Author Response File: Author Response.pdf

Reviewer 2 Report

-The citation to Differential Nuclear Staining (DNS) assay (17) seems to be irrelevant. Please include explanations about the screening assay. 

- Dose-response graphs including the R2 values are required. A supplementary can be helpful.

- Abbreviations are required to be defined when first mentioned in the text.

- SCI has been defined twice. Please check for other redundancies.

- P3C has a very toxic effect on the normal cell line. This cannot be justified by using a second index, SCI. From the cytotoxicity perspective, the molecule does not have a selective killing effect on cancer cells. The CC50 values are all quite low. 

- Is there any significant differences between the reported CC50 values in different cell lines?

- Flow cytometric histograms and graphs are necessary to justify the cell death mechanism, ROS production, mitochondrial membrane potential, cell cycle analysis.

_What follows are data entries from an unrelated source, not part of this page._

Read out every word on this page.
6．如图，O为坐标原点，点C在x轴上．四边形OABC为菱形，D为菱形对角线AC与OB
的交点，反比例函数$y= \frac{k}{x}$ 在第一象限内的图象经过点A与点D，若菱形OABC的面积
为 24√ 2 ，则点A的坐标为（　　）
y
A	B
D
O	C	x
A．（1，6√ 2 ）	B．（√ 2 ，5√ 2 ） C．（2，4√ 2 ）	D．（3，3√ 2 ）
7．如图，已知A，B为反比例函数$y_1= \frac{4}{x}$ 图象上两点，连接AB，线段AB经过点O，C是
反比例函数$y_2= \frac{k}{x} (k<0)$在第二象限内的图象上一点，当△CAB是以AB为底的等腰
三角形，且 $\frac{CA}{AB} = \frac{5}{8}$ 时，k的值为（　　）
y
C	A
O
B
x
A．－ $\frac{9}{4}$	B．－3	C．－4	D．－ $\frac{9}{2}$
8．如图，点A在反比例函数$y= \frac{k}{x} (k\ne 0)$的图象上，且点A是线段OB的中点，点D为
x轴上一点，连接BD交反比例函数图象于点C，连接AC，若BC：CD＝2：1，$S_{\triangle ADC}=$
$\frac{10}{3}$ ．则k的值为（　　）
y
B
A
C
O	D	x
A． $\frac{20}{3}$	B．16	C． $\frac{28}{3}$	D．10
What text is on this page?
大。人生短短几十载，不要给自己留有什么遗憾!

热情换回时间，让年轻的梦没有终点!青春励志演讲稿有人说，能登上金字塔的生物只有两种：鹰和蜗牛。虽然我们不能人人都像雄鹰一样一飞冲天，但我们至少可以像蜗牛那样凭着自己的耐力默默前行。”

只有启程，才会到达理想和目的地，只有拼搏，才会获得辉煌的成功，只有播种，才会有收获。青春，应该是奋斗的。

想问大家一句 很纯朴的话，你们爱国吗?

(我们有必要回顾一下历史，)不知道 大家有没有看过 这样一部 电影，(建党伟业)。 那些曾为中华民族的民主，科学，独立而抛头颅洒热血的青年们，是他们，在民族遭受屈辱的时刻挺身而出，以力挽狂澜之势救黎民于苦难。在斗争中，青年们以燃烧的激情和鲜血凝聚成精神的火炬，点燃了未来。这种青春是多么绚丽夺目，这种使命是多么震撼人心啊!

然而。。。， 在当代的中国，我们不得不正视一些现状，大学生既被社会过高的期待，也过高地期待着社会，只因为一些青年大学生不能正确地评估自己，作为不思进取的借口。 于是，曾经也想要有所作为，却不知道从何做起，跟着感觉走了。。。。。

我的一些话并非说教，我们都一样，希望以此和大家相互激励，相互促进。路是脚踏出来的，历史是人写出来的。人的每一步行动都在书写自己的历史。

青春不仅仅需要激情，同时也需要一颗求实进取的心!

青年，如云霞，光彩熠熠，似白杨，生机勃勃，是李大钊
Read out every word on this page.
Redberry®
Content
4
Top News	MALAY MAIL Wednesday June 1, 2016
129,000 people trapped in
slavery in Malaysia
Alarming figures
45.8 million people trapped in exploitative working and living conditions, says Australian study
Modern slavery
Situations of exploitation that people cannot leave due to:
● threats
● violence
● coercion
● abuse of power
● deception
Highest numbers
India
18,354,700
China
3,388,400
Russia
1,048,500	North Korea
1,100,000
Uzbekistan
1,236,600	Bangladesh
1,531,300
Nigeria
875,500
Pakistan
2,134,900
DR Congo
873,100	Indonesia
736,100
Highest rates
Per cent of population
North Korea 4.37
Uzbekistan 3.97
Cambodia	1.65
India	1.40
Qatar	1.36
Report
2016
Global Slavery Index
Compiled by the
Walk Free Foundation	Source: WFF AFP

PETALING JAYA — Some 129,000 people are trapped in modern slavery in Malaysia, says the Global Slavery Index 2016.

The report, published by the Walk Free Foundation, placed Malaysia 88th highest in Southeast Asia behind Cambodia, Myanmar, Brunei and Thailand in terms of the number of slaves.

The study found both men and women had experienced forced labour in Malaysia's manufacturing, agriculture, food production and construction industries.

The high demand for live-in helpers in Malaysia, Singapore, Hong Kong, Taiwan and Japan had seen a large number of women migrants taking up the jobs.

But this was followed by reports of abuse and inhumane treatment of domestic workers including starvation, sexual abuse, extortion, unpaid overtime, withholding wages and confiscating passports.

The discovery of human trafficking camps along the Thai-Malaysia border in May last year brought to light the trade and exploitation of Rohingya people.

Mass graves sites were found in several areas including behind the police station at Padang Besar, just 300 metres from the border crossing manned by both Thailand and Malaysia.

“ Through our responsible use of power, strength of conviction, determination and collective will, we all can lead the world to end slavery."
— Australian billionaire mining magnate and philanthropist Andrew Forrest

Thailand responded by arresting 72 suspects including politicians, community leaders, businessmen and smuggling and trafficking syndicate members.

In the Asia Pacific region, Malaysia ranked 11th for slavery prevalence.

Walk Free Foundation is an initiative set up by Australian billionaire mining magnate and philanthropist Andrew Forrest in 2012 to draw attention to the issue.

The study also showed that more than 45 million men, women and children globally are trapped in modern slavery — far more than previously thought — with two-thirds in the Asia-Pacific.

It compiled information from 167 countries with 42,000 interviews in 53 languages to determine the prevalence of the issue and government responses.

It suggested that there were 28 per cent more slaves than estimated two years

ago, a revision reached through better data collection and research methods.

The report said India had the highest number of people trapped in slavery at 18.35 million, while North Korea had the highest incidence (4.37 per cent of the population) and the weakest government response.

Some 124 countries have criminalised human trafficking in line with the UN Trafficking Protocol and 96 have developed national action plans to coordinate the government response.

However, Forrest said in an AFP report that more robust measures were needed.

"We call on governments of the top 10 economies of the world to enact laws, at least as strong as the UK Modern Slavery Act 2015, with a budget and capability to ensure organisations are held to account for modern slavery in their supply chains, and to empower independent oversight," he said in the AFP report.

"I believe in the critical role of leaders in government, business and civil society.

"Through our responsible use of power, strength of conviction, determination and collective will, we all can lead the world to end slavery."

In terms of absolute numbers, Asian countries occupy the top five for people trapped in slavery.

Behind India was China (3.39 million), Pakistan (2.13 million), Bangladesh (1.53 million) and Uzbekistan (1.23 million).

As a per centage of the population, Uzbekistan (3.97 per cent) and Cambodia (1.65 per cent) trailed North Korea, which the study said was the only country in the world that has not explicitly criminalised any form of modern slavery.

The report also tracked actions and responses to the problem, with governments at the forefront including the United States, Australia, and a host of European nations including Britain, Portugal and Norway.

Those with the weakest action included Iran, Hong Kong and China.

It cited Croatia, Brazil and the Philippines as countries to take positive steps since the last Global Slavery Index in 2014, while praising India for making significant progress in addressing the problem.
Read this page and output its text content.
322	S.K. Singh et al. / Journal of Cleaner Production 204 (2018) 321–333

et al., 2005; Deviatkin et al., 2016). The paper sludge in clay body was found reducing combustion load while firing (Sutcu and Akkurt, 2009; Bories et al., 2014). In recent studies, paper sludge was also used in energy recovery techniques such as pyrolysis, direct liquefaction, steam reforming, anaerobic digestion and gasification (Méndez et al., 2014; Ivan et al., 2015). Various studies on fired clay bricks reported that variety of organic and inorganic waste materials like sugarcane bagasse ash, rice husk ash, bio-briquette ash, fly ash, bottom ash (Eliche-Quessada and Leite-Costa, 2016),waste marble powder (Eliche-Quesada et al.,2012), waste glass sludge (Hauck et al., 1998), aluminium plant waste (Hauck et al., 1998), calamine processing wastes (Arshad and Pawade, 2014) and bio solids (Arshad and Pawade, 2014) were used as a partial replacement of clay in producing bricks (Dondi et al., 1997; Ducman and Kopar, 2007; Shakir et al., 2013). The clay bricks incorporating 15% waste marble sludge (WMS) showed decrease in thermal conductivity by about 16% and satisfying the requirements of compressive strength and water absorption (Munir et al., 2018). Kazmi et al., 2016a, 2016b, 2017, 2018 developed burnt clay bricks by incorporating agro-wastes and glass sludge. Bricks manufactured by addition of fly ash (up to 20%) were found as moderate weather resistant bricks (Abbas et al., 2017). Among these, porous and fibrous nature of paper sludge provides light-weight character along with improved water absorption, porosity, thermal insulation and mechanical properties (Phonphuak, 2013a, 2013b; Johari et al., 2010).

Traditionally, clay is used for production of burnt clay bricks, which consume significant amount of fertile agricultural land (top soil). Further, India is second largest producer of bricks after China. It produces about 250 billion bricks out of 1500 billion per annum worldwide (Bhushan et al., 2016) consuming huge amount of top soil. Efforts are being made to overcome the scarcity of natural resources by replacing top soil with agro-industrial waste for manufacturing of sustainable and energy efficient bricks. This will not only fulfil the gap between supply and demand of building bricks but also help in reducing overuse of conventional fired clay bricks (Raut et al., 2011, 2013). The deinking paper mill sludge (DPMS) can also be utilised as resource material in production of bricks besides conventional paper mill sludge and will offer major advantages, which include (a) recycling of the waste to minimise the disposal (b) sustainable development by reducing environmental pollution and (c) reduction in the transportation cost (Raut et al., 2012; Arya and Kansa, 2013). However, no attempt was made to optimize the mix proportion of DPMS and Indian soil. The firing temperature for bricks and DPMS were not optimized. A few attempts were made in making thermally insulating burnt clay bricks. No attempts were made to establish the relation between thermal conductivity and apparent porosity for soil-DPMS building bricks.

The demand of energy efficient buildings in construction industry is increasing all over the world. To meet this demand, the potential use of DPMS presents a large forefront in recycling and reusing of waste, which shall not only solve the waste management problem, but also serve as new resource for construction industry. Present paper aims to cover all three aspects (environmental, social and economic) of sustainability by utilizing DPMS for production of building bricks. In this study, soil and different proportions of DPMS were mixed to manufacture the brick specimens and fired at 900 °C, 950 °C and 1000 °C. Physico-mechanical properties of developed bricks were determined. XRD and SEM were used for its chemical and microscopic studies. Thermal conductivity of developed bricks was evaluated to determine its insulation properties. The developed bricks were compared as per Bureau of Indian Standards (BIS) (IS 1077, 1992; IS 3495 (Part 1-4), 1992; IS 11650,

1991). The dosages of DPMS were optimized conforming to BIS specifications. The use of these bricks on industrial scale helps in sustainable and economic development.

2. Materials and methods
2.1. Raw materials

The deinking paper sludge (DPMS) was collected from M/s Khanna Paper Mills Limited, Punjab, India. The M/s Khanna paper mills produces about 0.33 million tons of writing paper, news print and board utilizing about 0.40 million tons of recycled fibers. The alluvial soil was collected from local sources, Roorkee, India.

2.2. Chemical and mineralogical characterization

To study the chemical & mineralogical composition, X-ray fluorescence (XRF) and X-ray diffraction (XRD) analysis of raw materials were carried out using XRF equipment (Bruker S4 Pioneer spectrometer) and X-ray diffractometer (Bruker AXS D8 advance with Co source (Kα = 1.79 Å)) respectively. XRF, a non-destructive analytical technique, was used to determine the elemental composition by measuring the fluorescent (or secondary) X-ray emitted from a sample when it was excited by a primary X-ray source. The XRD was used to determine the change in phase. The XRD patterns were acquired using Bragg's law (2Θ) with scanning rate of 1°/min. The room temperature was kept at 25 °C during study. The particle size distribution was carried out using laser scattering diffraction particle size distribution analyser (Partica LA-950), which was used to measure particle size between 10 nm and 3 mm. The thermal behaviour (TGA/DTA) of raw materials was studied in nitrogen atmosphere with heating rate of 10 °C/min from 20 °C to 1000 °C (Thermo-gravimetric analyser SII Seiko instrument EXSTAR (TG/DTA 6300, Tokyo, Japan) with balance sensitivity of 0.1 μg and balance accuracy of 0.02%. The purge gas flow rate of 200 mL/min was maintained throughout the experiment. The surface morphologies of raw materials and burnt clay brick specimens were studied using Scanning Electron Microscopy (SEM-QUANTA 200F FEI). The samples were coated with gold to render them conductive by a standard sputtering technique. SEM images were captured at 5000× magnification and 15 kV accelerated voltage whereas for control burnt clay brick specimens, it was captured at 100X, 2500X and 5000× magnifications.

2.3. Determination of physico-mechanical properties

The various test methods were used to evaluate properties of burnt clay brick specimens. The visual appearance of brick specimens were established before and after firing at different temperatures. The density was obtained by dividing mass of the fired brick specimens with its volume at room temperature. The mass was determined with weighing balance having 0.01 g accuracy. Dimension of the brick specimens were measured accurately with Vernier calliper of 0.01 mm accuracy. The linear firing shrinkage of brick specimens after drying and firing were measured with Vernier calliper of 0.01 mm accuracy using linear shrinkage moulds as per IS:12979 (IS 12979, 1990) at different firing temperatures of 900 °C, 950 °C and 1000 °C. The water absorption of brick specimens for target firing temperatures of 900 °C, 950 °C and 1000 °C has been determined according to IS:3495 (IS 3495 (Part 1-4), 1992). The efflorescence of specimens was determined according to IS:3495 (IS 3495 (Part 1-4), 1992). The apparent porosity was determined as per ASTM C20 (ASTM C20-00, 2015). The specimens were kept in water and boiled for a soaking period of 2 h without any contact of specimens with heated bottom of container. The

Otherwise, the bar charts cannot be accepted.

- Since P3C is highly potent and has a very low CC50, the application of this molecule for migration/invasion assay is not justified. The drug is hghly cytotoxic, it kills the cells and of course the migration and invasion is inhibited.

- The exposure times in different experiments do not match. CC50 values are reported at 48-72 h and some of the experiments are porformed within 2 h of exposure.

Author Response

Please see attachment. Thank you

Author Response File: Author Response.pdf

Reviewer 3 Report

Researchers are still looking for compounds with promising anticancer activity. The study presents interesting findings and is worth publication in Cells. Authors put effort to check the cytotoxic properties of compound in 27 cell lines to choose one for further biological studies.

I have some minor comments to this paper.

  1. Authors should explain in details the reason for their choice of MDA-MB-231 cancer cell line. The most sensitive for new compound was MDA-MB-438 and NCI-H358 with the lowest CC50.  More detailed explanation should be included in the paper.
  2. What was the reason for choice of the doses (5.52 and 11.02), when CC50 was 0.49?
  3. The higher dose of compound should increase the apoptotic effect. Was a statistically significant difference between the doses of the tested agent? Could you explain it? (Fig. 2A and B, Fig.3)
  4.  The one experiment includes HeLa cells, other experiments don't include it. What was the reason for it? 
  5. The study is based on MDA-MB-231, but Fig.8 and Fig.9 present also results from MDA-MB-438. I think that authors should only focus on MDA-MB-231.
  6. After minor revision the paper will be suitable for publication.

Author Response

Please see attachment. Thank you

Author Response File: Author Response.pdf

Round 2

Reviewer 1 Report

The manuscript Nr. Cells-1468263 entitled: “Identification of a potent cytotoxic pyrazole with anti-breast cancer activity that alters 3 multiple pathways”, by Gutierrez et al., has improved after revision with complete response to the reviewer comments, and therefore I agree with its acceptance and publication in the Cells MDPI journal.

Reviewer 2 Report

The research design has systematic problems that have not been/cannot be addressed. 

Moreover, CC50 should be calculated as instructed by Graphpad Prism, using non-linear regression, the flow cytometery histograms are all included in the supplementary file, etc.